Catherine Cooper is an aspiring prose writer and journalist from West Lothian, Scotland. She is currently in the final year of her Master of Arts (Ord)(Soc) degree at The University of Glasgow. Kate is an avid reader of literary fiction and narrative non-fiction. Her current literary interests include reading and discussing works exploring cultural identity and intersectional feminism. As well as this, she keeps up to date with current social and political events by studying academic journals. To her, the mix of creativity and awareness of current socio-cultural issues makes for the most profound written works.

Poetry Guest Editor:
Shrubaboti Bose

Shrubaboti Bose is an Indian writer who recently published a novelette based on incidents of police violence against university students. Having finished her MA in English Literature from Jadavpur University, she is currently a Reader for The Mark Literary Review, a Poetry Reader for Sepia Journal and also a verified book reviewer on Reedsy Discovery. She loves creative writing and often shares her own poetry or other musings on her blog. Her works have been previously featured in Ruminate Magazine (Issue 56), Radiate Literary Journal, Spillwords Press, etc. A few of her poems are scheduled to come out in two Indian Anthologies. She is also a keen supporter of indie authors and local artists.

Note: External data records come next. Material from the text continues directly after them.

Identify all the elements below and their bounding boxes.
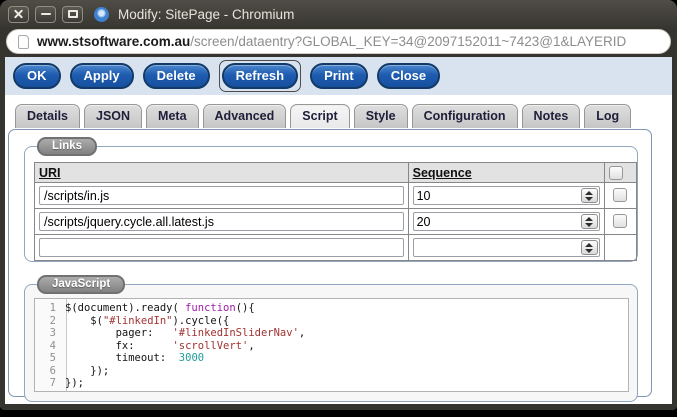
minimize-button[interactable] xyxy=(35,5,56,23)
uri-input[interactable] xyxy=(39,212,404,231)
chromium-icon xyxy=(94,6,109,22)
links-header-row: URI Sequence xyxy=(34,162,638,183)
tab-strip: Details JSON Meta Advanced Script Style … xyxy=(15,104,672,128)
tab-notes[interactable]: Notes xyxy=(521,104,581,128)
page-icon xyxy=(18,34,29,49)
sequence-field xyxy=(412,238,600,257)
url-text: www.stsoftware.com.au/screen/dataentry?G… xyxy=(37,34,626,49)
sequence-field xyxy=(412,212,600,231)
link-row xyxy=(34,234,638,261)
links-section: Links URI Sequence xyxy=(24,137,638,262)
apply-button[interactable]: Apply xyxy=(69,63,134,89)
maximize-icon xyxy=(67,10,78,18)
tab-details[interactable]: Details xyxy=(15,104,80,128)
sequence-input[interactable] xyxy=(413,188,581,203)
page-body: OK Apply Delete Refresh Print Close Deta… xyxy=(0,57,677,410)
tab-log[interactable]: Log xyxy=(584,104,632,128)
code-lines: 1 $(document).ready( function(){2 $("#lin… xyxy=(49,302,306,389)
close-button[interactable] xyxy=(8,5,29,23)
action-toolbar: OK Apply Delete Refresh Print Close xyxy=(5,57,672,95)
row-checkbox[interactable] xyxy=(613,188,628,203)
links-legend: Links xyxy=(37,137,98,156)
links-table: URI Sequence xyxy=(34,162,638,261)
spinner-stepper-icon[interactable] xyxy=(580,240,598,255)
tab-configuration[interactable]: Configuration xyxy=(411,104,518,128)
tab-advanced[interactable]: Advanced xyxy=(202,104,287,128)
url-path: /screen/dataentry?GLOBAL_KEY=34@20971520… xyxy=(190,34,627,49)
refresh-focus-ring: Refresh xyxy=(218,60,302,92)
uri-input[interactable] xyxy=(39,238,404,257)
delete-button[interactable]: Delete xyxy=(142,63,210,89)
address-row: www.stsoftware.com.au/screen/dataentry?G… xyxy=(0,28,677,57)
row-checkbox[interactable] xyxy=(613,214,628,229)
tab-script[interactable]: Script xyxy=(290,104,350,128)
maximize-button[interactable] xyxy=(62,5,83,23)
minimize-icon xyxy=(40,13,51,15)
refresh-button[interactable]: Refresh xyxy=(221,63,299,89)
tab-style[interactable]: Style xyxy=(353,104,408,128)
column-header-sequence[interactable]: Sequence xyxy=(413,166,472,180)
javascript-code-editor[interactable]: 1 $(document).ready( function(){2 $("#lin… xyxy=(34,298,629,392)
print-button[interactable]: Print xyxy=(310,63,368,89)
sequence-input[interactable] xyxy=(413,214,581,229)
tab-json[interactable]: JSON xyxy=(84,104,143,128)
sequence-input[interactable] xyxy=(413,240,581,255)
address-bar[interactable]: www.stsoftware.com.au/screen/dataentry?G… xyxy=(6,29,671,54)
script-tab-panel: Links URI Sequence /scripts/in.js 10 /sc… xyxy=(8,129,652,402)
tab-meta[interactable]: Meta xyxy=(146,104,199,128)
column-header-uri[interactable]: URI xyxy=(39,166,61,180)
link-row xyxy=(34,208,638,235)
titlebar: Modify: SitePage - Chromium xyxy=(0,0,677,28)
spinner-stepper-icon[interactable] xyxy=(580,188,598,203)
ok-button[interactable]: OK xyxy=(13,63,61,89)
sequence-field xyxy=(412,186,600,205)
url-domain: www.stsoftware.com.au xyxy=(37,34,191,49)
link-row xyxy=(34,182,638,209)
uri-input[interactable] xyxy=(39,186,404,205)
select-all-checkbox[interactable] xyxy=(608,165,623,180)
window-title: Modify: SitePage - Chromium xyxy=(118,6,295,22)
close-page-button[interactable]: Close xyxy=(376,63,441,89)
javascript-section: JavaScript 1 $(document).ready( function(… xyxy=(24,275,638,402)
browser-window: Modify: SitePage - Chromium www.stsoftwa… xyxy=(0,0,677,410)
javascript-legend: JavaScript xyxy=(37,275,126,294)
spinner-stepper-icon[interactable] xyxy=(580,214,598,229)
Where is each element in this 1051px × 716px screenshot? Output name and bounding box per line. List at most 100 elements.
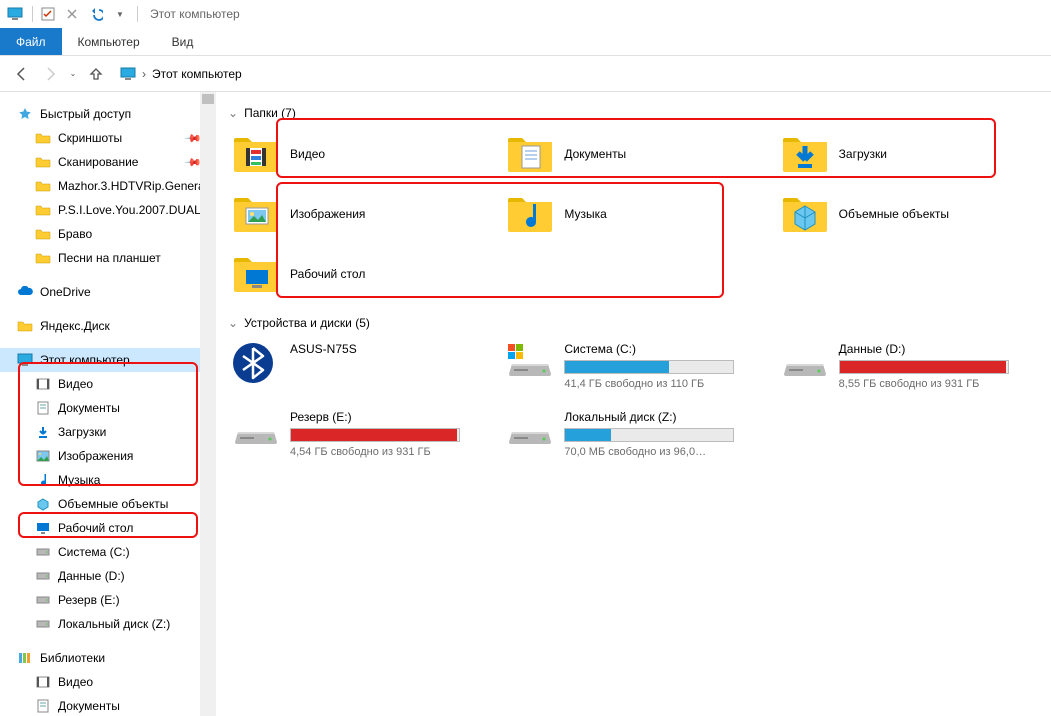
- folder-icon: [232, 134, 280, 174]
- drive-icon: [781, 342, 829, 382]
- sidebar-item[interactable]: Изображения: [0, 444, 216, 468]
- sidebar-item[interactable]: Данные (D:): [0, 564, 216, 588]
- folder-icon: [34, 201, 52, 219]
- drive-name: Локальный диск (Z:): [564, 410, 760, 424]
- item-icon: [34, 471, 52, 489]
- chevron-down-icon: ⌄: [228, 316, 238, 330]
- window-title: Этот компьютер: [150, 7, 240, 21]
- sidebar-item[interactable]: Скриншоты📌: [0, 126, 216, 150]
- content-pane: ⌄ Папки (7) ВидеоДокументыЗагрузки Изобра…: [216, 92, 1051, 716]
- breadcrumb-location[interactable]: Этот компьютер: [152, 67, 242, 81]
- drive-item[interactable]: Резерв (E:) 4,54 ГБ свободно из 931 ГБ: [228, 406, 490, 462]
- sidebar-onedrive[interactable]: OneDrive: [0, 280, 216, 304]
- sidebar-libraries[interactable]: Библиотеки: [0, 646, 216, 670]
- sidebar-item[interactable]: Видео: [0, 372, 216, 396]
- sidebar-item[interactable]: Рабочий стол: [0, 516, 216, 540]
- drive-name: ASUS-N75S: [290, 342, 486, 356]
- star-icon: [16, 105, 34, 123]
- folder-item[interactable]: Документы: [502, 128, 764, 180]
- sidebar-item[interactable]: Локальный диск (Z:): [0, 612, 216, 636]
- folder-item[interactable]: Музыка: [502, 188, 764, 240]
- tab-file[interactable]: Файл: [0, 28, 62, 55]
- folder-icon: [34, 177, 52, 195]
- folder-icon: [16, 317, 34, 335]
- capacity-bar: [564, 360, 734, 374]
- chevron-down-icon: ⌄: [228, 106, 238, 120]
- ribbon-tabs: Файл Компьютер Вид: [0, 28, 1051, 56]
- item-icon: [34, 567, 52, 585]
- tab-view[interactable]: Вид: [156, 28, 210, 55]
- drive-name: Резерв (E:): [290, 410, 486, 424]
- separator: [137, 6, 138, 22]
- sidebar-scrollbar[interactable]: [200, 92, 216, 716]
- drive-subtext: 8,55 ГБ свободно из 931 ГБ: [839, 378, 1035, 390]
- sidebar-this-pc[interactable]: Этот компьютер: [0, 348, 216, 372]
- drive-item[interactable]: Локальный диск (Z:)70,0 МБ свободно из 9…: [502, 406, 764, 462]
- item-icon: [34, 615, 52, 633]
- group-drives[interactable]: ⌄ Устройства и диски (5): [228, 316, 1039, 330]
- item-icon: [34, 543, 52, 561]
- sidebar-item[interactable]: Видео: [0, 670, 216, 694]
- qat-undo-icon[interactable]: [85, 3, 107, 25]
- item-icon: [34, 423, 52, 441]
- sidebar-yandex[interactable]: Яндекс.Диск: [0, 314, 216, 338]
- folder-item[interactable]: Видео: [228, 128, 490, 180]
- drive-icon: [232, 342, 280, 382]
- drive-icon: [506, 410, 554, 450]
- drive-icon: [506, 342, 554, 382]
- pc-icon: [16, 351, 34, 369]
- drive-name: Данные (D:): [839, 342, 1035, 356]
- sidebar-item[interactable]: P.S.I.Love.You.2007.DUAL.BDRip: [0, 198, 216, 222]
- forward-button[interactable]: [38, 62, 62, 86]
- recent-dropdown[interactable]: ⌄: [66, 62, 80, 86]
- pc-icon: [120, 67, 136, 81]
- qat-close-icon[interactable]: [61, 3, 83, 25]
- folder-icon: [232, 194, 280, 234]
- sidebar-item[interactable]: Документы: [0, 694, 216, 716]
- folder-icon: [34, 129, 52, 147]
- app-icon: [4, 3, 26, 25]
- breadcrumb[interactable]: › Этот компьютер: [120, 67, 242, 81]
- sidebar-item[interactable]: Загрузки: [0, 420, 216, 444]
- sidebar-item[interactable]: Песни на планшет: [0, 246, 216, 270]
- item-icon: [34, 375, 52, 393]
- sidebar-item[interactable]: Объемные объекты: [0, 492, 216, 516]
- drive-subtext: 4,54 ГБ свободно из 931 ГБ: [290, 446, 486, 458]
- chevron-right-icon: ›: [142, 67, 146, 81]
- item-icon: [34, 399, 52, 417]
- sidebar-item[interactable]: Музыка: [0, 468, 216, 492]
- sidebar-item[interactable]: Mazhor.3.HDTVRip.GeneralFilm: [0, 174, 216, 198]
- folder-item[interactable]: Изображения: [228, 188, 490, 240]
- folder-icon: [506, 194, 554, 234]
- tab-computer[interactable]: Компьютер: [62, 28, 156, 55]
- sidebar-item[interactable]: Система (C:): [0, 540, 216, 564]
- sidebar-quick-access[interactable]: Быстрый доступ: [0, 102, 216, 126]
- drive-item[interactable]: Данные (D:) 8,55 ГБ свободно из 931 ГБ: [777, 338, 1039, 394]
- sidebar-item[interactable]: Документы: [0, 396, 216, 420]
- folder-item[interactable]: Объемные объекты: [777, 188, 1039, 240]
- drive-item[interactable]: Система (C:)41,4 ГБ свободно из 110 ГБ: [502, 338, 764, 394]
- item-icon: [34, 697, 52, 715]
- folder-icon: [781, 134, 829, 174]
- folder-icon: [34, 153, 52, 171]
- group-folders[interactable]: ⌄ Папки (7): [228, 106, 1039, 120]
- cloud-icon: [16, 283, 34, 301]
- drive-name: Система (C:): [564, 342, 760, 356]
- up-button[interactable]: [84, 62, 108, 86]
- sidebar-item[interactable]: Браво: [0, 222, 216, 246]
- back-button[interactable]: [10, 62, 34, 86]
- qat-properties-icon[interactable]: [37, 3, 59, 25]
- item-icon: [34, 447, 52, 465]
- folder-icon: [506, 134, 554, 174]
- folder-item[interactable]: Рабочий стол: [228, 248, 490, 300]
- sidebar-item[interactable]: Сканирование📌: [0, 150, 216, 174]
- capacity-bar: [290, 428, 460, 442]
- libraries-icon: [16, 649, 34, 667]
- main: Быстрый доступ Скриншоты📌Сканирование📌Ma…: [0, 92, 1051, 716]
- item-icon: [34, 591, 52, 609]
- capacity-bar: [564, 428, 734, 442]
- folder-item[interactable]: Загрузки: [777, 128, 1039, 180]
- qat-dropdown-icon[interactable]: ▼: [109, 3, 131, 25]
- sidebar-item[interactable]: Резерв (E:): [0, 588, 216, 612]
- drive-item[interactable]: ASUS-N75S: [228, 338, 490, 394]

Poetry & Drama Guest Editor:
Shrishti Abrol

Shrishti Abrol is a feature writer, poet, editor and essayist from Andamans; her writings meditate on undulating flavours of etymology, emotions and perspectives. Born and bred close to the sea, Shrishti believes in the meaningful possibilities that metaphors offer: to a creative piece and to understand life. Tracing the ever-present history in individual creations across cultures, culinary craft, fabric art and language is a popular theme in her work. Choosing the hyphenated space between literature and communication, she holds academic degrees in English Language and Literature as well as Mass Communication with Journalism. Her publications have appeared in Lokmat Times, The Citizen, Asian Journal of English Studies and, a book collaboration with The Economic Times, Indian Department of Science and Technology(DST) and CIIE.CO, Indian Institute of Management Studies Ahmedabad. Experimenting across stages of content creation, her career spans the entire writing spectrum from ideation to publication. And for her, writing is all about experimenting.

Fiction Guest Editor:
Michael Deng 

Michael Deng is a poet from London, England. He became treasurer of the Durham University Creative Writing Society in 2018-2019. His current writing interests include experiencing new books in book clubs, reading and writing essays and poetry. Michael previously worked as the Fiction Editor for Spellbinder.

Fiction Guest Editor:
Anubhuti Jain

Anubhuti Jain is a poet and prose writer from Jaipur, India. She enjoys collaborating on creative projects related to the arts, often experimenting with a combination of different mediums. She attended the Oxford Creative Writing Summer School in 2016, and became secretary of Durham University Creative Writing Society in 2018-19, joining an inspiring creative community. Alongside pursuing her undergraduation in Literary Studies at Durham, she participated in an intensive year long creative writing course conducted by novelist Dr Fadia Faqir in 2019-2020, getting an opportunity to engage with various written forms and genres, and to work collaboratively with other keen writers. To her, creativity is a process of honesty, and she likes to explore themes dealing with the daily intensities of lived experience.

Nonfiction Guest Editor:
Adrija Dutta

Adrija Dutta is a prose and short story writer from Calcutta, India. She goes by the pronouns she/her, and is an evolving feminist. She is currently pursuing her final year as a Lit Major from St. Xavier’s College, having completed a one-year course on Creative Writing, and aims to study Comparative Literature, further. Being an avid reader, her literary choices are influenced by a focus on themes of socio-political relevance, feminism and gender. Her passion lies in exploring the peripheral Literary voices which do not make it to the mainstream, and dare to thrive in their own uniqueness. For Adrija, art is anything that is borne out of a brutal moment of extreme vulnerability, and which possess the innate potential to challenge and reorient people’s perspective on an established norm of life.